[Web-SIG] Threading and client-side support

Ian Bicking ianb at colorstudy.com
Sun Oct 26 17:51:45 EST 2003


On Saturday, October 25, 2003, at 07:18 PM, John J Lee wrote:
> First, I should state that I'm almost entirely ignorant of all things
> threads.  Be gentle with me.
>
> What is the current state of thread-safety in the Python standard 
> library
> client-side web code (ie. httplib, urllib, urllib2)?
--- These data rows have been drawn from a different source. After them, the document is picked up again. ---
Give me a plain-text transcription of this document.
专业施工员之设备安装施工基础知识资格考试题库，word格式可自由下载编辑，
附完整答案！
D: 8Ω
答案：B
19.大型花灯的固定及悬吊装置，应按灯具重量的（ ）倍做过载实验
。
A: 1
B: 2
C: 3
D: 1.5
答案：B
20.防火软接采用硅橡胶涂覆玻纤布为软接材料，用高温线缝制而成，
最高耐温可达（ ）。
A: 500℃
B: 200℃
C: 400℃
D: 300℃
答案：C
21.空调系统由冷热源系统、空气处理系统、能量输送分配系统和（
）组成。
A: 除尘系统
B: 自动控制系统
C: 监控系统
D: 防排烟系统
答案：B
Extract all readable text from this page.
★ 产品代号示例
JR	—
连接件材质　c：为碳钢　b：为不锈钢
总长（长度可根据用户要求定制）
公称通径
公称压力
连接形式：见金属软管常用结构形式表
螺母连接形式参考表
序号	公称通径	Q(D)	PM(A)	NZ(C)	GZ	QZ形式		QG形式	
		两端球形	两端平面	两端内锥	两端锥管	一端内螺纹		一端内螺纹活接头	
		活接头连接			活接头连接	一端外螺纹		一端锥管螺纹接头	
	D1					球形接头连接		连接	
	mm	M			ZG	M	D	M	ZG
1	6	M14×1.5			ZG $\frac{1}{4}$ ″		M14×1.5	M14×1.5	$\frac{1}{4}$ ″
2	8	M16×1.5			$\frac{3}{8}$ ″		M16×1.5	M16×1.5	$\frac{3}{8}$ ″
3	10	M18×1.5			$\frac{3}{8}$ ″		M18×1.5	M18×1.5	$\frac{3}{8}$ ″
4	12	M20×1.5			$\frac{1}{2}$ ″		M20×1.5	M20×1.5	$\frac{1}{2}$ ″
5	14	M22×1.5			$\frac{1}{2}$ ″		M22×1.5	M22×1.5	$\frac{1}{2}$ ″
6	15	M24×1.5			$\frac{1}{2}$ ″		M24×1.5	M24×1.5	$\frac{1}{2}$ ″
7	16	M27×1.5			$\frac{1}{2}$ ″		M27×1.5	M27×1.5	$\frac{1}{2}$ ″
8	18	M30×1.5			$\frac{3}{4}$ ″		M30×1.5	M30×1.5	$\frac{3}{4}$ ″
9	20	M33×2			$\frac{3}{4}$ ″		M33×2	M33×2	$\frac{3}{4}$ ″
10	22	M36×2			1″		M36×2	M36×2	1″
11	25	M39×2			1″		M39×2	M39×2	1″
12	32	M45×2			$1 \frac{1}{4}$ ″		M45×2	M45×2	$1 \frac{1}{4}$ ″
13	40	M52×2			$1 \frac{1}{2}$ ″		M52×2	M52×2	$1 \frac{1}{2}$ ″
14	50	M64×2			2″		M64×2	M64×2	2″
As far as I know they are threadsafe.

> I ask because my cookies code is currently entirely thread-ignorant, 
> and
> I'm wondering if it should have appropriate thread synchronization -- 
> and
> if so, what problems I'm supposed to be preventing, and how to prevent
> them.

It's all about concurrent access.  For instance, looking at 
ClientCookie, the question would be what would happen when 
ClientCookie.urlopen was called while another ClientCookie.urlopen was 
running.  For instance, in ClientCookie._urllib2_support.urlopen, 
build_opener() can be called twice.  If this is a problem then the code 
isn't threadsafe (i.e., if build_opener() isn't threadsafe then urlopen 
isn't threadsafe).  urlopen() can protect build_opener() with a lock, 
like:

urlopen_lock = threading.Lock()
def urlopen(url, data=None):
     global _opener
     if _opener is None:
         urlopen_lock.acquire()
         try:
             if _opener is None:
                 # it might not be None, because we might have called 
build_opener()
                 # sometime between the first if and acquiring the 
lock...
                 _opener = build_opener()
         finally:
             urlopen_lock.release()
      return _opener.open(url, data)

There's a little more complexity there so that you don't have to 
acquire the lock every time you call urlopen().  _opener.open() still 
has to be threadsafe at this point (and you'll definitely want it to be 
threadsafe, so requests don't have to be done serially).

Where you have to do this sort of thing depends on what parts of the 
system are exposed so that they can be used concurrently.